A national and regional strength
The UK’s medical technology sector – in which medtech engineering plays a central role – accounts for six percent of the sector globally. And the Leeds and Sheffield City Regions have a concentration of medical technology companies and university research in this field, which Grow MedTech is helping to leverage.
All our partner universities have strengths in medical engineering, particularly the largest institution in the consortium, the University of Leeds. Healthcare technologies make up almost 20 percent of Leeds’ research portfolio, with particular expertise in medical and surgical engineering, wearable devices, bioelectronics, imaging and robotics.
It is surely no coincidence that the University has such a large Faculty of Engineering. Also important are Leeds’ close links to the teaching hospitals in the city, which help ensure clinical input on all medical engineering research.
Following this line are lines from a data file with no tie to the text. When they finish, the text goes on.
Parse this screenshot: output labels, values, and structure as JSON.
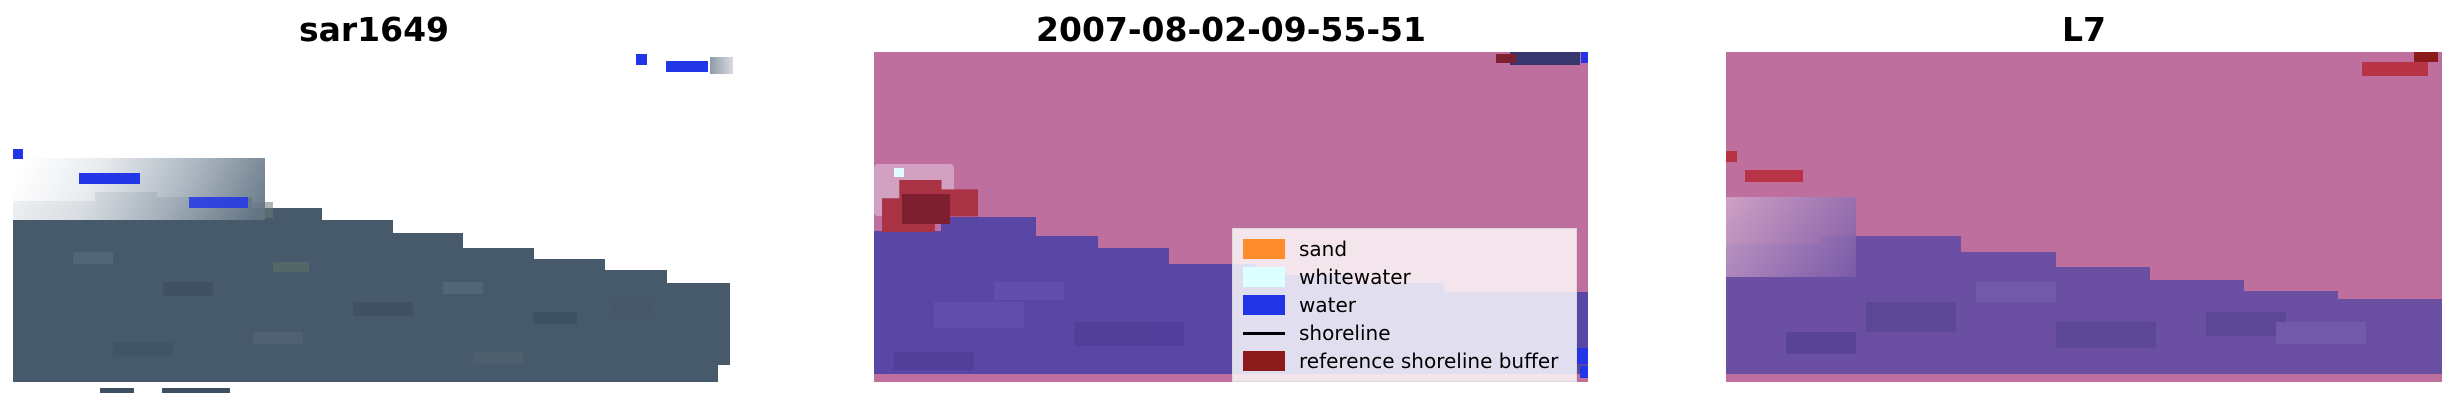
{
  "chart_data": {
    "type": "image",
    "panels": [
      {
        "id": "sar",
        "title": "sar1649"
      },
      {
        "id": "classified",
        "title": "2007-08-02-09-55-51"
      },
      {
        "id": "l7",
        "title": "L7"
      }
    ],
    "legend": {
      "position": "lower-right-of-middle-panel",
      "entries": [
        {
          "label": "sand",
          "color": "#ff8c2a",
          "type": "patch"
        },
        {
          "label": "whitewater",
          "color": "#dcffff",
          "type": "patch"
        },
        {
          "label": "water",
          "color": "#2236e8",
          "type": "patch"
        },
        {
          "label": "shoreline",
          "color": "#000000",
          "type": "line"
        },
        {
          "label": "reference shoreline buffer",
          "color": "#8b1a1a",
          "type": "patch"
        }
      ]
    }
  },
  "colors": {
    "background": "#ffffff",
    "terrain": "#475a6b",
    "terrain_dark": "#3d4f61",
    "water": "#2236e8",
    "pink_land": "#bf6f9d",
    "purple_water": "#5847a4",
    "purple_water_l7": "#6a4fa3",
    "red_patch": "#a93245",
    "red_patch_dark": "#7e1f30",
    "crimson": "#b73345",
    "dark_red": "#8b1a1a",
    "navy_bar": "#3a376f",
    "light_pink_patch": "#d2a0c0"
  }
}
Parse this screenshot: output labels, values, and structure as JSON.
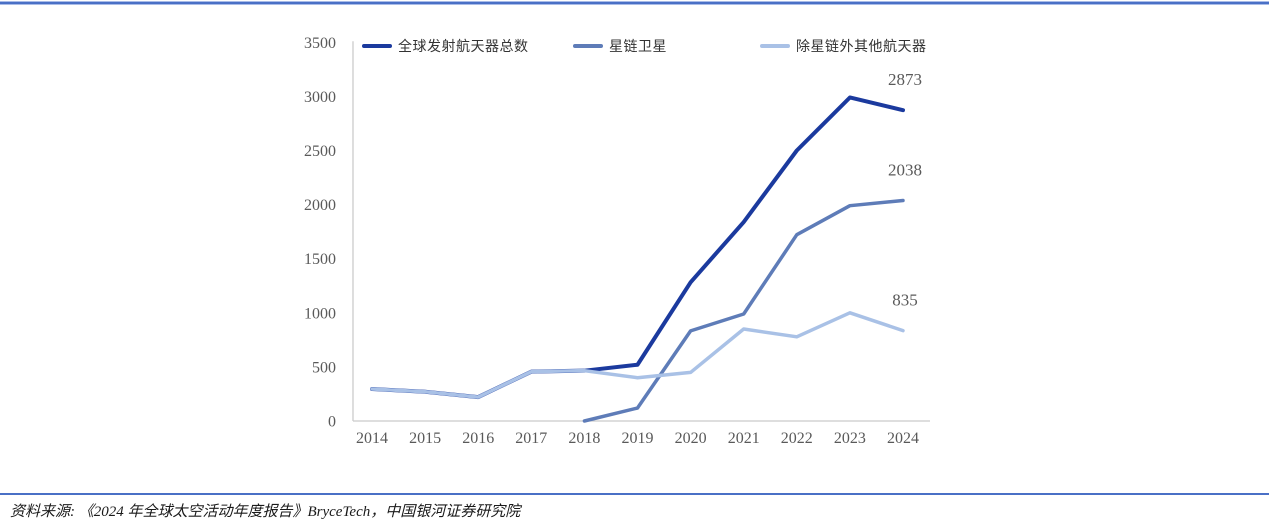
{
  "page": {
    "background": "#ffffff",
    "top_rule_color": "#4A70C6",
    "top_rule_halo": "#A9BCE8",
    "footer_rule_color": "#4A70C6"
  },
  "chart_data": {
    "type": "line",
    "title": "",
    "x": [
      "2014",
      "2015",
      "2016",
      "2017",
      "2018",
      "2019",
      "2020",
      "2021",
      "2022",
      "2023",
      "2024"
    ],
    "ylim": [
      0,
      3500
    ],
    "ytick_step": 500,
    "yticks": [
      0,
      500,
      1000,
      1500,
      2000,
      2500,
      3000,
      3500
    ],
    "grid": false,
    "legend_position": "top",
    "axis_color": "#CBCBCB",
    "tick_label_color": "#595959",
    "end_label_color": "#595959",
    "series": [
      {
        "name": "全球发射航天器总数",
        "color": "#1B3A9E",
        "stroke_width": 4,
        "values": [
          296,
          270,
          221,
          456,
          465,
          520,
          1282,
          1839,
          2500,
          2990,
          2873
        ],
        "end_label": "2873"
      },
      {
        "name": "星链卫星",
        "color": "#5E7CB8",
        "stroke_width": 3.5,
        "values": [
          null,
          null,
          null,
          null,
          0,
          120,
          833,
          989,
          1722,
          1990,
          2038
        ],
        "end_label": "2038"
      },
      {
        "name": "除星链外其他航天器",
        "color": "#A9C1E6",
        "stroke_width": 3.5,
        "values": [
          296,
          270,
          221,
          456,
          465,
          400,
          449,
          850,
          778,
          1000,
          835
        ],
        "end_label": "835"
      }
    ]
  },
  "footer": {
    "source_text": "资料来源: 《2024 年全球太空活动年度报告》BryceTech，中国银河证券研究院"
  }
}
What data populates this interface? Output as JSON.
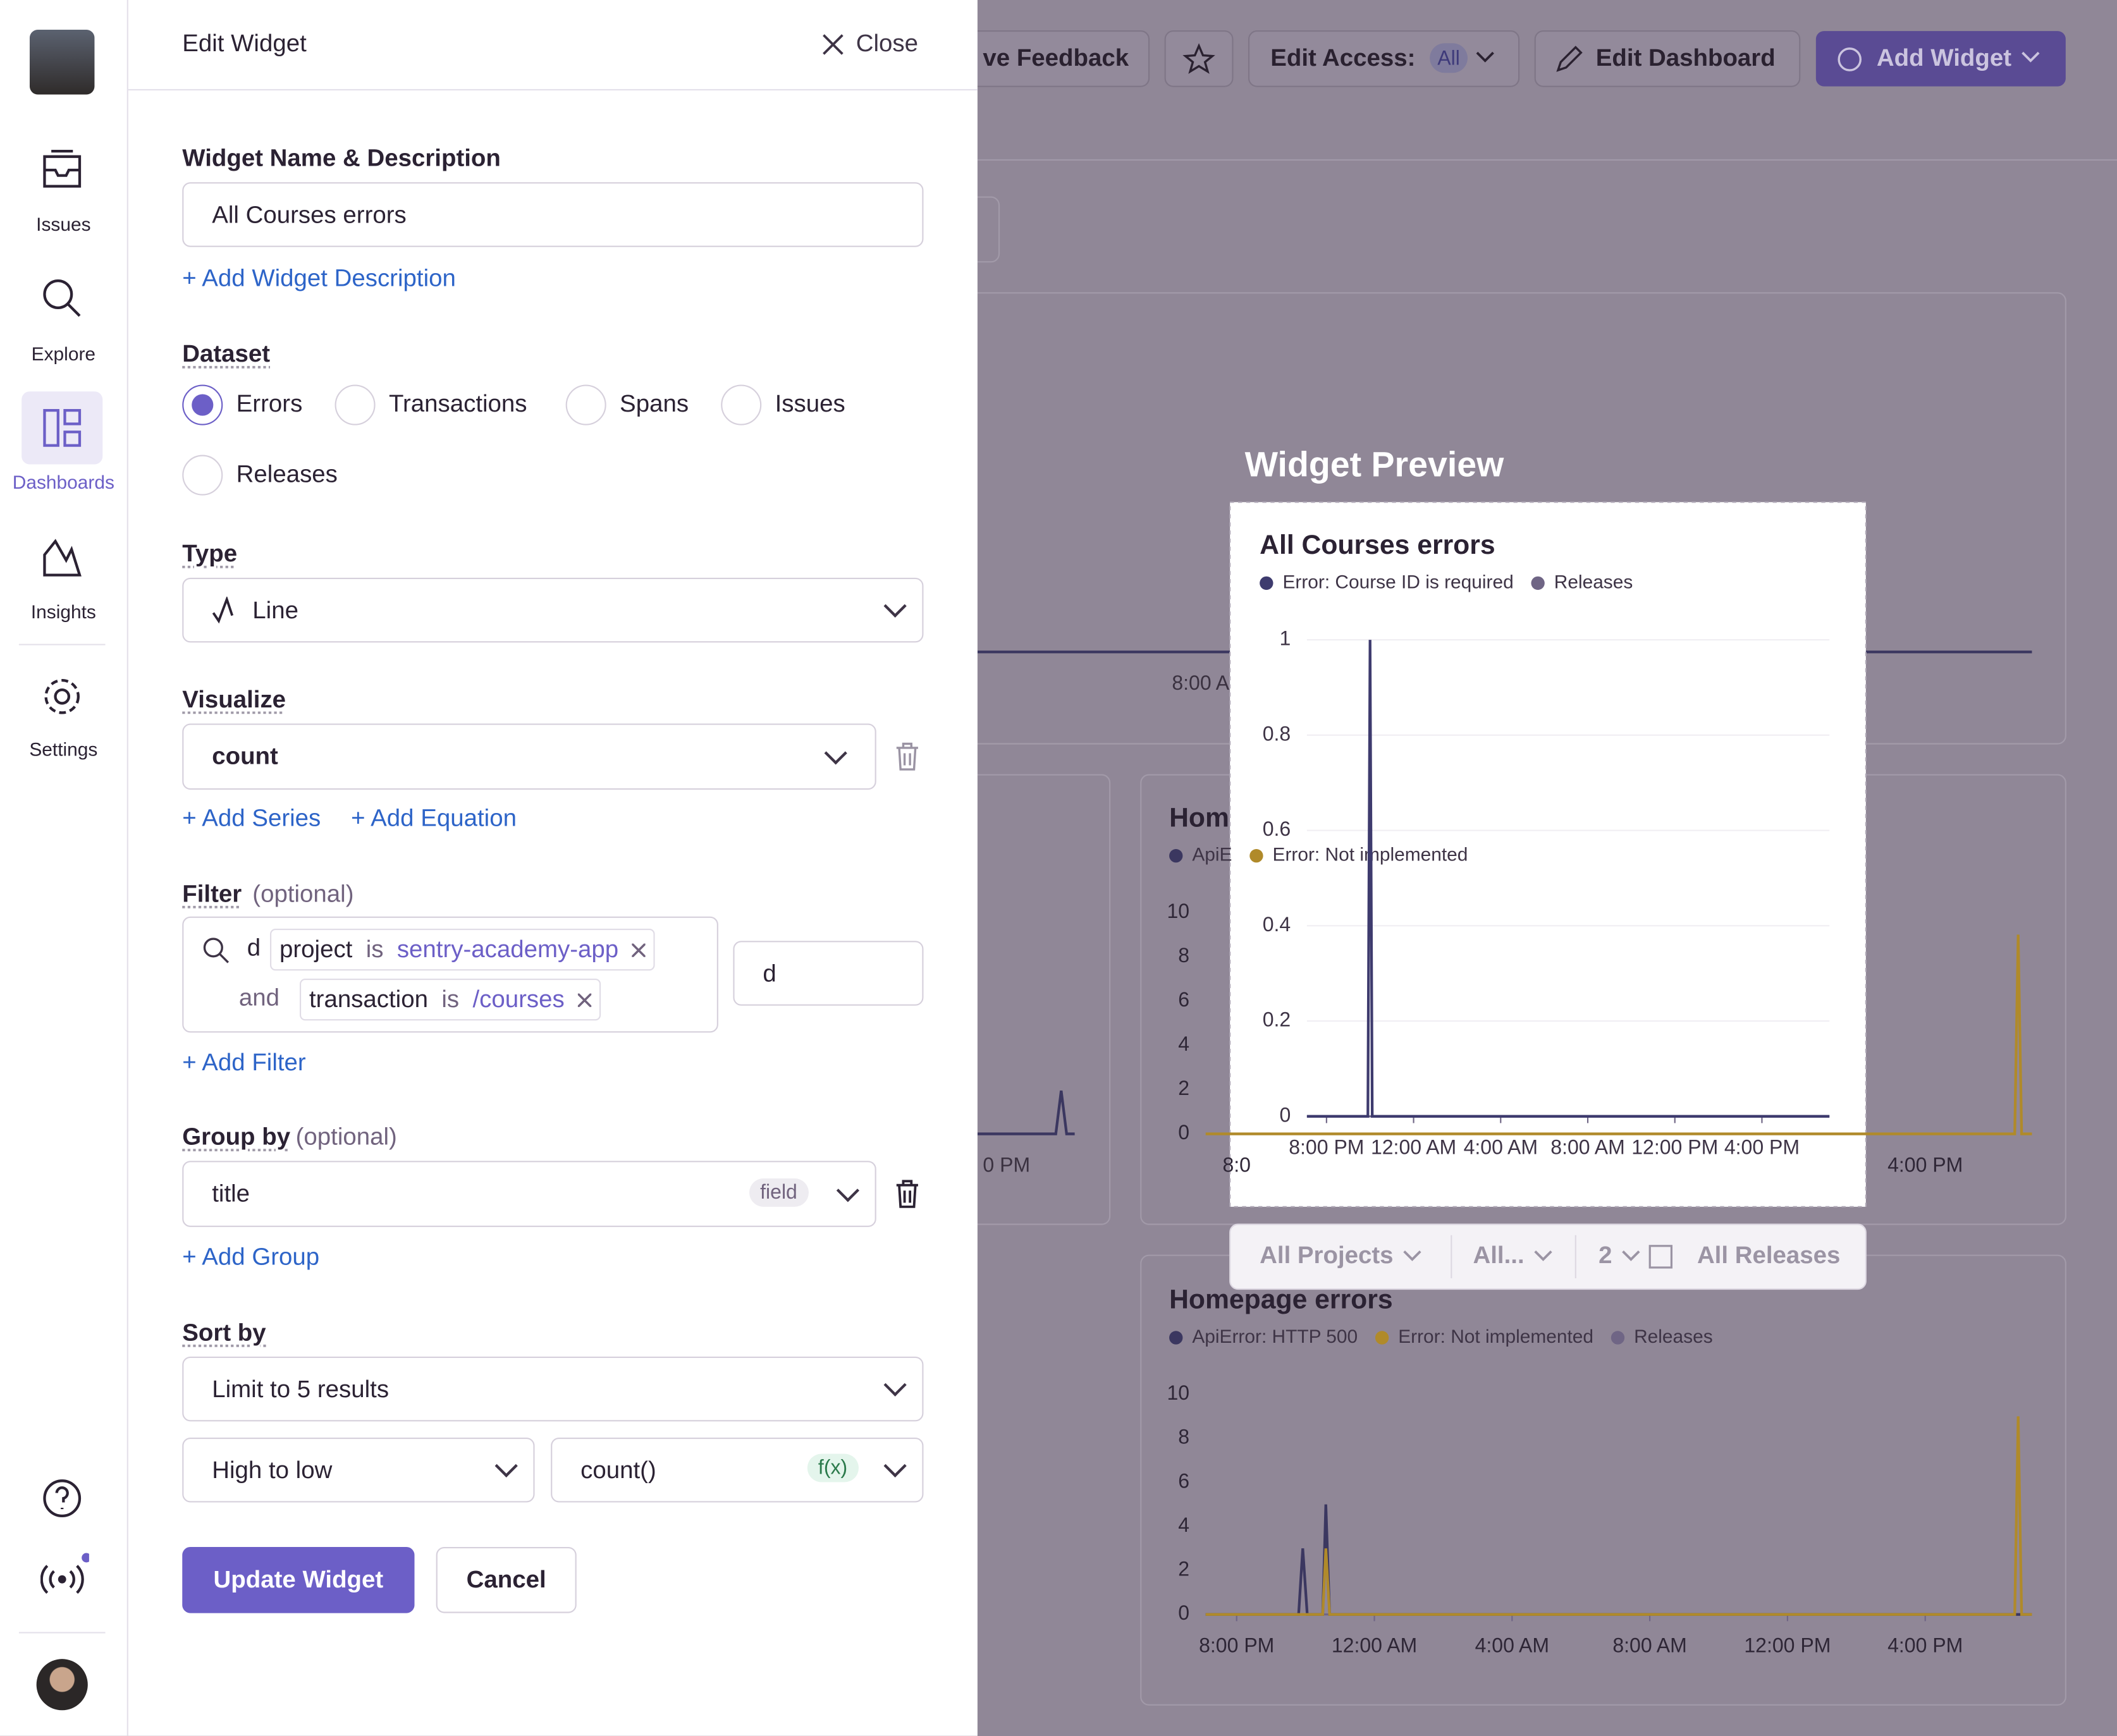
{
  "sidebar": {
    "nav": [
      "Issues",
      "Explore",
      "Dashboards",
      "Insights",
      "Settings"
    ],
    "active": "Dashboards"
  },
  "background": {
    "buttons": [
      "ve Feedback",
      "Edit Access:",
      "All",
      "Edit Dashboard",
      "Add Widget"
    ],
    "fragments": [
      "8:00 A",
      "0 PM"
    ],
    "chart": {
      "type": "line",
      "title": "Hom",
      "grid": false,
      "series": [
        {
          "name": "ApiE",
          "color": "#3b3760",
          "x": [],
          "values": []
        },
        {
          "name": "Error: Not implemented",
          "color": "#b08a2a",
          "x": [
            0,
            23.5,
            23.6,
            23.7,
            24
          ],
          "values": [
            0,
            0,
            9,
            0,
            0
          ]
        }
      ],
      "xlim": [
        0,
        24
      ],
      "xticks": [
        {
          "value": 0.9,
          "label": "8:0"
        },
        {
          "value": 20.9,
          "label": "4:00 PM"
        }
      ],
      "ylim": [
        0,
        10
      ],
      "yticks": [
        0,
        2,
        4,
        6,
        8,
        10
      ]
    },
    "chart2": {
      "type": "line",
      "title": "Homepage errors",
      "grid": false,
      "release_legend": "Releases",
      "series": [
        {
          "name": "ApiError: HTTP 500",
          "color": "#3b3760",
          "x": [
            0,
            2.7,
            2.82,
            2.95,
            3.4,
            3.49,
            3.6,
            24
          ],
          "values": [
            0,
            0,
            3,
            0,
            0,
            5,
            0,
            0
          ]
        },
        {
          "name": "Error: Not implemented",
          "color": "#b08a2a",
          "x": [
            0,
            3.4,
            3.49,
            3.6,
            23.5,
            23.6,
            23.7,
            24
          ],
          "values": [
            0,
            0,
            3,
            0,
            0,
            9,
            0,
            0
          ]
        }
      ],
      "xlim": [
        0,
        24
      ],
      "xticks": [
        {
          "value": 0.9,
          "label": "8:00 PM"
        },
        {
          "value": 4.9,
          "label": "12:00 AM"
        },
        {
          "value": 8.9,
          "label": "4:00 AM"
        },
        {
          "value": 12.9,
          "label": "8:00 AM"
        },
        {
          "value": 16.9,
          "label": "12:00 PM"
        },
        {
          "value": 20.9,
          "label": "4:00 PM"
        }
      ],
      "ylim": [
        0,
        10
      ],
      "yticks": [
        0,
        2,
        4,
        6,
        8,
        10
      ]
    }
  },
  "drawer": {
    "title": "Edit Widget",
    "close": "Close",
    "name_label": "Widget Name & Description",
    "name_value": "All Courses errors",
    "add_description": "+ Add Widget Description",
    "dataset_label": "Dataset",
    "dataset_options": [
      "Errors",
      "Transactions",
      "Spans",
      "Issues",
      "Releases"
    ],
    "dataset_selected": "Errors",
    "type_label": "Type",
    "type_value": "Line",
    "visualize_label": "Visualize",
    "visualize_value": "count",
    "add_series": "+ Add Series",
    "add_equation": "+ Add Equation",
    "filter_label": "Filter",
    "optional": "(optional)",
    "filter_prefix": "d",
    "filter_tokens": [
      {
        "key": "project",
        "op": "is",
        "value": "sentry-academy-app"
      },
      {
        "conj": "and",
        "key": "transaction",
        "op": "is",
        "value": "/courses"
      }
    ],
    "filter_side": "d",
    "add_filter": "+ Add Filter",
    "group_label": "Group by",
    "group_value": "title",
    "group_badge": "field",
    "add_group": "+ Add Group",
    "sort_label": "Sort by",
    "sort_limit": "Limit to 5 results",
    "sort_order": "High to low",
    "sort_field": "count()",
    "sort_badge": "f(x)",
    "update": "Update Widget",
    "cancel": "Cancel"
  },
  "preview": {
    "heading": "Widget Preview",
    "filters": [
      "All Projects",
      "All...",
      "2",
      "All Releases"
    ],
    "chart": {
      "type": "line",
      "title": "All Courses errors",
      "grid": true,
      "release_legend": "Releases",
      "series": [
        {
          "name": "Error: Course ID is required",
          "color": "#3e3b6e",
          "x": [
            0,
            2.8,
            2.9,
            3.0,
            24
          ],
          "values": [
            0,
            0,
            1,
            0,
            0
          ]
        }
      ],
      "xlim": [
        0,
        24
      ],
      "xticks": [
        {
          "value": 0.9,
          "label": "8:00 PM"
        },
        {
          "value": 4.9,
          "label": "12:00 AM"
        },
        {
          "value": 8.9,
          "label": "4:00 AM"
        },
        {
          "value": 12.9,
          "label": "8:00 AM"
        },
        {
          "value": 16.9,
          "label": "12:00 PM"
        },
        {
          "value": 20.9,
          "label": "4:00 PM"
        }
      ],
      "ylim": [
        0,
        1
      ],
      "yticks": [
        0,
        0.2,
        0.4,
        0.6,
        0.8,
        1
      ]
    }
  }
}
Leeds Teaching Hospitals, for example, runs one of the largest in-vitro fertilisation (IVF) clinics in the UK, and its clinical director, Professor Adam Balen is a partner in a project at the University of Leeds to develop new methods to maintain the viability of human embryos during IVF.
Dr Virginia Pensabene in collaboration with Prof Helen Picton is developing a device for use in IVF that provides a safe, closed and precisely regulated microenvironment, more closely resembling an embryo’s natural growing conditions. This will provide an alternative to the current system, which sees embryos grown in open plastic dishes, overlaid with a potentially toxic mineral oil.
Grow MedTech funding is enabling the project team to assess the safety and toxicity of different materials for their device and validate the most promising. Key to the project is user engagement: with patients, the public as well as embryologists at other IVF clinics.
Our healthcare system pledges to care for us from cradle to grave and healthcare and medical engineering plays a role at every stage: from the pre-natal care to supporting the elderly; from diagnostics to improving public health.
The current crisis has brought the role of medtech engineering, usually invisible to the majority of patients, suddenly into full view. Once the crisis is behind us, hopefully, that visibility will remain.